Investors held their nerve and continued to send money to emerging market funds last week, a week in which the US Federal Reserve made its interest rate decision.
Investors expected, correctly, that the Fed would leave rates on hold, meaning emerging markets funds and other rate-sensitive fund groups benefitted, said EPFR Global.
But the Fed's first meeting since July put “100 basis points worth of interest rate hikes during the next 15 months firmly back on the table”, said Cameron Brandt, EPFR’s research director.
In the run-up to the Fed's September meeting emerging market equity and bond funds both posted their fifth straight inflow, including high yield bond funds that took in money for the third time in the past four weeks.
China equity funds extended their longest inflow streak since the third quarter of 2014. Brazil equity funds hit a 17-week high.
Latin America equity funds recorded their biggest inflow since late May on the back of strong commitments to Brazil equity funds.
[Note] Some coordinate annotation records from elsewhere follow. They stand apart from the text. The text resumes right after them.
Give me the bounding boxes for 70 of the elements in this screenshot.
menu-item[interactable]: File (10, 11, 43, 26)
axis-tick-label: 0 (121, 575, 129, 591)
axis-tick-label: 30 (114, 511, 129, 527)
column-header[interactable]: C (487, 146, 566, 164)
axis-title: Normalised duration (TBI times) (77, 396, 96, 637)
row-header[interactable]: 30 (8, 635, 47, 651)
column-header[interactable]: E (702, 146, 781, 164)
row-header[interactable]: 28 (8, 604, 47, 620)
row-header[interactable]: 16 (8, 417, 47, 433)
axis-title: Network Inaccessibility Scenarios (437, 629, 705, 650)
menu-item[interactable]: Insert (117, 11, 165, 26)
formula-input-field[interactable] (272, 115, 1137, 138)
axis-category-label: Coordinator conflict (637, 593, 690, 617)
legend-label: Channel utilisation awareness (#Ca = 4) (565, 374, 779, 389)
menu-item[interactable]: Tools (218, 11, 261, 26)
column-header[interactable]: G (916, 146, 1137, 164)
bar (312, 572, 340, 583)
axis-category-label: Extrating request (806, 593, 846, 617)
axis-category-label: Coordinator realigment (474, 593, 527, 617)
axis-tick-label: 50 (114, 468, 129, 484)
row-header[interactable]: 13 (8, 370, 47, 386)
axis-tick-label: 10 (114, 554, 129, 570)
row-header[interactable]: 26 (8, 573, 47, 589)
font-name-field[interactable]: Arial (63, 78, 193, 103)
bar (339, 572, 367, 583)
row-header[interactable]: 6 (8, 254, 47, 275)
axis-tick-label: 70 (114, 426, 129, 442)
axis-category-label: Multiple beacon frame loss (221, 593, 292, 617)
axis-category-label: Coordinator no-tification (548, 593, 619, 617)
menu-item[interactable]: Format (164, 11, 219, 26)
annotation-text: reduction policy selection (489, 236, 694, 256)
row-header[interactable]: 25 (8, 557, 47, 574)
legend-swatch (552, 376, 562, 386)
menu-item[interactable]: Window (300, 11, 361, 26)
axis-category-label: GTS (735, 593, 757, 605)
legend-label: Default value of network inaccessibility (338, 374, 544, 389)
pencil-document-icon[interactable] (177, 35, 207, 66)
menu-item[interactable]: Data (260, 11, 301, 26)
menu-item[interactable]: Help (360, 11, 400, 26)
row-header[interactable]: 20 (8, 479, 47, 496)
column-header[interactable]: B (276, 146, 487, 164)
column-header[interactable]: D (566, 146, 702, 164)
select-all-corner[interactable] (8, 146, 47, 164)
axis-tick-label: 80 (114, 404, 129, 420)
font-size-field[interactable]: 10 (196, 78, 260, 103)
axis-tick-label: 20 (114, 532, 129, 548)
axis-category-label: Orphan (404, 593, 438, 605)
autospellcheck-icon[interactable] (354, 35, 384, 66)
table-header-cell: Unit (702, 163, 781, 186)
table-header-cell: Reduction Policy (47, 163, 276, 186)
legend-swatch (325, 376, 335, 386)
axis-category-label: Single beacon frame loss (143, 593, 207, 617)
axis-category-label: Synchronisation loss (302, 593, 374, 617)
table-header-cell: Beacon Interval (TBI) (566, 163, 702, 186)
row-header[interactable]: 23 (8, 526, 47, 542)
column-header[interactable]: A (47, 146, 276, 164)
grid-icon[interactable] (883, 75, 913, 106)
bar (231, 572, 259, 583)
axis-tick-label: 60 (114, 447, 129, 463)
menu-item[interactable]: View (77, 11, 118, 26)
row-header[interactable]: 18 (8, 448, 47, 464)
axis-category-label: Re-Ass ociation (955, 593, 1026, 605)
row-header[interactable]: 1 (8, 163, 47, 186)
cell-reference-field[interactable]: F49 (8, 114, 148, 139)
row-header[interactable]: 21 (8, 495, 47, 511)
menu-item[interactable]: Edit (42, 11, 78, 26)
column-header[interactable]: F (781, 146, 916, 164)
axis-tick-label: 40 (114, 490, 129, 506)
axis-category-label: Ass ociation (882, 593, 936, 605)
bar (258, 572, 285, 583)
Brandt said that investors were chasing a rally in Brazilian equities now in its 21st month as they anticipate additional structural reforms and lower interest rates.
In developed markets, commitments to global and Europe equity funds offset redemptions from Japan, US and Canada equity funds.
Flows to Europe equity funds rebounded ahead of an election in Germany that was expected to extend current chancellor Angela Merkel's term in office.
Overall, EPFR-tracked equity funds posted collective inflows of $2.7 billion during the week ending September 20, the day of the Fed meeting. This was their 34th inflow in the 38 weeks year-to-date.
Globally, bond funds raised a net $5.6 billion and $25.5 billion flowed out of money market funds.
Commitments to emerging markets bond funds favoured those with hard currency mandates once again, Brandt said.
Hard currency attracted five times the amount of new money that investors committed to emerging market local currency funds.